À court terme, il est indispensable de soulager les trésoreries, de rendre aux paysans la possibilité de regagner du revenu. À moyen terme, il faudra continuer à travailler et engager des réformes structurelles. La table ronde organisée cet après-midi par le ministère de l'agriculture n'a pas permis de lever tous les doutes en ce qui concerne la capacité des uns et des autres à travailler ensemble en toute transparence. C'est à un travail de reconquête de prix et de confiance dans les rapports commerciaux qu'il faudra s'efforcer.

La Confédération paysanne a pour principal cheval de bataille de faire de l'agriculture une pourvoyeuse d'emplois. Nous aimerions entendre qu'il faut sauver les éleveurs aussi bien que les élevages – car le drame, c'est qu'on peut très bien sauver l'élevage sans sauver les éleveurs. Dans un pays qui compte de plus en plus de chômeurs, la contribution du monde agricole à l'inversion de la courbe du chômage n'est pas à négliger. Le Gouvernement n'a pas dit s'il estime qu'il y a encore trop de paysans dans ce pays, et s'il faut encore en sacrifier quelques-uns pour sauver les autres. C'est bien dommage.

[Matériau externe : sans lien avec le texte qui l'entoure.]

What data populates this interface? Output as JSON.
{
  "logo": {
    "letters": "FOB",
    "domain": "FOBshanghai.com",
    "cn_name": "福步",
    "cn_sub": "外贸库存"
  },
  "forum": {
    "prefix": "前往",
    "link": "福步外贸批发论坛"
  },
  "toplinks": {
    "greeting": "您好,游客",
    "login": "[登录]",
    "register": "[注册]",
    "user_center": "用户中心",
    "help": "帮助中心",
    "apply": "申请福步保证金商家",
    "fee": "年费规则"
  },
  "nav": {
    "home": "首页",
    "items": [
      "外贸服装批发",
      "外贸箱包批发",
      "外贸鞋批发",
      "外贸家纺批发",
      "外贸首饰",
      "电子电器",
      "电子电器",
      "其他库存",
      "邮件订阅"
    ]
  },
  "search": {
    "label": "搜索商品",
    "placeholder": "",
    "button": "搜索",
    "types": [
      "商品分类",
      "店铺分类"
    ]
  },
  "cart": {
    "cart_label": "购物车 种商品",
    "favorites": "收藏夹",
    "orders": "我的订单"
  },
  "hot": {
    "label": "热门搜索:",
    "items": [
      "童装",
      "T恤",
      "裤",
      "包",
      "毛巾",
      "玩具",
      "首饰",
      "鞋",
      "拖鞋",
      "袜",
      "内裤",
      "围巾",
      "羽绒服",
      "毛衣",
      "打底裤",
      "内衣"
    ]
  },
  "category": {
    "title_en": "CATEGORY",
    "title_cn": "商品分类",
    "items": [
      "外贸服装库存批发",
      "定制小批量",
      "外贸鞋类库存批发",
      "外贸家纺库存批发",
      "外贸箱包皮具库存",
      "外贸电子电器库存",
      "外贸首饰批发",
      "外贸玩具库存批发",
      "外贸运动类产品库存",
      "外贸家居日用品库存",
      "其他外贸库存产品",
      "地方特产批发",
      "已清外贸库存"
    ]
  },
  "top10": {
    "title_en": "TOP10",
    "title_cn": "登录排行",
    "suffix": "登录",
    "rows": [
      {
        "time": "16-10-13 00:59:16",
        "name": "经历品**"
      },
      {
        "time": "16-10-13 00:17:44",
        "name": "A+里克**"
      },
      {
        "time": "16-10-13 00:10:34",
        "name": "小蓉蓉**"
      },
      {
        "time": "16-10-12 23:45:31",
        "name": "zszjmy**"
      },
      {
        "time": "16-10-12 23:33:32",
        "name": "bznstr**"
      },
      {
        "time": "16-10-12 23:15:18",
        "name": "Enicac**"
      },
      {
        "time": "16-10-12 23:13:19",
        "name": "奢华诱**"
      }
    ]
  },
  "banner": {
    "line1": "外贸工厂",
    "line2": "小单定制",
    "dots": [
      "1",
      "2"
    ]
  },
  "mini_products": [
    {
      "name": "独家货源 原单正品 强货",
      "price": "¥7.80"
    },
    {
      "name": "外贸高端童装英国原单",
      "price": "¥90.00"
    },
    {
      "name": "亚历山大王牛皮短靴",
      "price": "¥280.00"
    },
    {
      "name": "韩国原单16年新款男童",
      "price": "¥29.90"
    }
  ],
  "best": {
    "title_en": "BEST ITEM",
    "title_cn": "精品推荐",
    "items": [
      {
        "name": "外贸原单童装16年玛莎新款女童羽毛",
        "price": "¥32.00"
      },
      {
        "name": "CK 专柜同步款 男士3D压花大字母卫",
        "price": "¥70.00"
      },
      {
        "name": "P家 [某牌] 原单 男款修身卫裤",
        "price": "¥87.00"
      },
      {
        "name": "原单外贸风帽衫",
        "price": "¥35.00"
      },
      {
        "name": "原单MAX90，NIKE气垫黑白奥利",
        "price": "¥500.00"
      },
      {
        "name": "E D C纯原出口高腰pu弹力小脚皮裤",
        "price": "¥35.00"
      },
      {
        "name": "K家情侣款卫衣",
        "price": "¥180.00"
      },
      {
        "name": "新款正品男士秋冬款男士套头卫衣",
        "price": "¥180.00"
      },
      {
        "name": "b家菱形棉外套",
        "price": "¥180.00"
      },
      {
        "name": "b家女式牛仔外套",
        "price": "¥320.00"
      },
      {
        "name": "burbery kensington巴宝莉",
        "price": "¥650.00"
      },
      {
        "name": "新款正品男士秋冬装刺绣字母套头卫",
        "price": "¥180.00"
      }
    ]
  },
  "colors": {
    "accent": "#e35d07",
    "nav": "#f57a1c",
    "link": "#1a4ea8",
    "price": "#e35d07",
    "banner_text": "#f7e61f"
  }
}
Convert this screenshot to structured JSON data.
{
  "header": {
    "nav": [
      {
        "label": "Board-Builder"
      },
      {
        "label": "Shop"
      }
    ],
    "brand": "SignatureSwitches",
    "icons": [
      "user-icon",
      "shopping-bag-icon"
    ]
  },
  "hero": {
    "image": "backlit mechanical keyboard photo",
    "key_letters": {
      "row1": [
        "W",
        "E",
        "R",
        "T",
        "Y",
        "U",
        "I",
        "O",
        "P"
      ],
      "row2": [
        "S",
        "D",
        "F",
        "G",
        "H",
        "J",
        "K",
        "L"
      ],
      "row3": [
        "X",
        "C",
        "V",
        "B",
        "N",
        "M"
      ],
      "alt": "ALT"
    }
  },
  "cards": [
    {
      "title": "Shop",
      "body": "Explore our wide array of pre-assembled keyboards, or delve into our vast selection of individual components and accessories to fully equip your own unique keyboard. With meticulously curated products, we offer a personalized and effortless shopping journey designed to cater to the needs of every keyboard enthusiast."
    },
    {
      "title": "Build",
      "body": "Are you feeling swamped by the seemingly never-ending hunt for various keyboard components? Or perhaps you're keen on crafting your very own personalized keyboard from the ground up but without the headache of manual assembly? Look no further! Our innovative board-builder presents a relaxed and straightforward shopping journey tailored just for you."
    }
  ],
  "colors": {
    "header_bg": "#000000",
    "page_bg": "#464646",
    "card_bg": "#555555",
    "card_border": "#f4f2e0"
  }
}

Toute l'agriculture doit se réorienter. D'abord, en changeant ce système productiviste qui abîme les hommes, les oppresse et les empêche de vivre. Il détruit tout notre cadre de vie et notre environnement. Or sans environnement, il n'y a pas d'agriculture, puisque c'est le support même de notre activité économique.

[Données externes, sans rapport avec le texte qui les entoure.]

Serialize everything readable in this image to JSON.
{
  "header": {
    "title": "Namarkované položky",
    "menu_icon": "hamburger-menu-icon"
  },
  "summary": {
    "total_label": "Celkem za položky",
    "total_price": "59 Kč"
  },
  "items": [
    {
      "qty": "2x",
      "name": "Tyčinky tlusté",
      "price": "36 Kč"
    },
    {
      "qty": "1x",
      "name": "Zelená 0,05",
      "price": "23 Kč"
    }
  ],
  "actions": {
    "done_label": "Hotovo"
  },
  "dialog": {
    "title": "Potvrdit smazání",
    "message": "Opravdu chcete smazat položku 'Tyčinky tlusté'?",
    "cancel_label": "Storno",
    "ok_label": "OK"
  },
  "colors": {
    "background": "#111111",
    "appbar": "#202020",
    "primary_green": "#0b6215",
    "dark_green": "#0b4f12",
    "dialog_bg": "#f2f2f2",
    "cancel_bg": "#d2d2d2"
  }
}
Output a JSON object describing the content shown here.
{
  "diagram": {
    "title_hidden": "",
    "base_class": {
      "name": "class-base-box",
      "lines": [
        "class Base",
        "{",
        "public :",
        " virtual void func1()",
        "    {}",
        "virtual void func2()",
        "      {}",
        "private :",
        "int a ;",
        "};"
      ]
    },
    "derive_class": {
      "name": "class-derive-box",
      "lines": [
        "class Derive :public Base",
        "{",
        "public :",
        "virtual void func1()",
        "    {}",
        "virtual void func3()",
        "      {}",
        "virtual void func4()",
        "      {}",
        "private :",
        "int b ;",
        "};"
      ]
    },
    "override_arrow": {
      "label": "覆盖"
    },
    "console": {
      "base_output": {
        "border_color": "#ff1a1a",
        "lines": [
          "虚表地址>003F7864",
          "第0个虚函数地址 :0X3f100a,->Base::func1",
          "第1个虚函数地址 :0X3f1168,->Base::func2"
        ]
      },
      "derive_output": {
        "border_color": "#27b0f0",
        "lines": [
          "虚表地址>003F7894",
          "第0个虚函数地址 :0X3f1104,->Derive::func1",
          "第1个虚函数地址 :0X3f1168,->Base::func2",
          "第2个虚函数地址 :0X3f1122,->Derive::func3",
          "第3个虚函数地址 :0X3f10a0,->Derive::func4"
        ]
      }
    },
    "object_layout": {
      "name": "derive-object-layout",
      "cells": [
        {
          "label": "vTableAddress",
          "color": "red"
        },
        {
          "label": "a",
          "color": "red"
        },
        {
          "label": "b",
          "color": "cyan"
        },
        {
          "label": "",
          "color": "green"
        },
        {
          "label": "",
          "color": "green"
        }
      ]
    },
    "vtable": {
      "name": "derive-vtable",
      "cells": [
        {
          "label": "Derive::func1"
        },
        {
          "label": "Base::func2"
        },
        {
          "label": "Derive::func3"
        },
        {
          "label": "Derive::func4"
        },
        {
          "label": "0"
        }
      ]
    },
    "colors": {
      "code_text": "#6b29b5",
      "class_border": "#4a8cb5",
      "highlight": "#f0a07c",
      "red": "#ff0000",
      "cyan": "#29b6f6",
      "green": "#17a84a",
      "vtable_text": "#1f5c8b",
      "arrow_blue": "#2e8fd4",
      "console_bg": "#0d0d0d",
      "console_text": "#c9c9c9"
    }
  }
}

Ce sont, ensuite, les productions qui doivent être réorientées, notamment en viande bovine. La reconquête de la valeur ajoutée et d'un revenu décent pour les producteurs de viande bovine passe par la mise en adéquation de l'offre et de la demande – produire ce que l'on consomme et consommer ce que l'on produit, ce dernier terme n'étant pas le plus évident. Puisque l'on ne peut pas obliger les gens à manger ce qu'ils ne veulent pas, il nous semble que, dans le cadre de la réforme de la politique agricole commune (PAC), des politiques incitatives de réorientation de certaines productions auraient pu être menées pour satisfaire des besoins qui le sont aujourd'hui grâce à des importations.

Quant à l'exportation, la Confédération paysanne considère qu'elle n'est pas un gage de sécurisation des revenus. J'en veux pour preuve l'exportation du lait sur le marché chinois : ceux des segments qui étaient porteurs le sont restés, d'autres se sont révélés ne pas l'être du tout et ont mis aujourd'hui tout un secteur d'activité en difficulté. À moins qu'elle ne concerne des produits qui valorisent les savoir-faire, l'exportation n'est pas une bonne solution quand elle ne vise qu'à faire du chiffre d'affaires. Et ce n'est pas en s'agitant sur les marchés émergents, comme la Grèce ou le Vietnam dont on parle beaucoup en ce moment, qu'on résoudra le problème : le système est à bout de souffle. Or je n'ai pas entendu aujourd'hui une volonté forte de changer de cap, ce qui est bien dommage.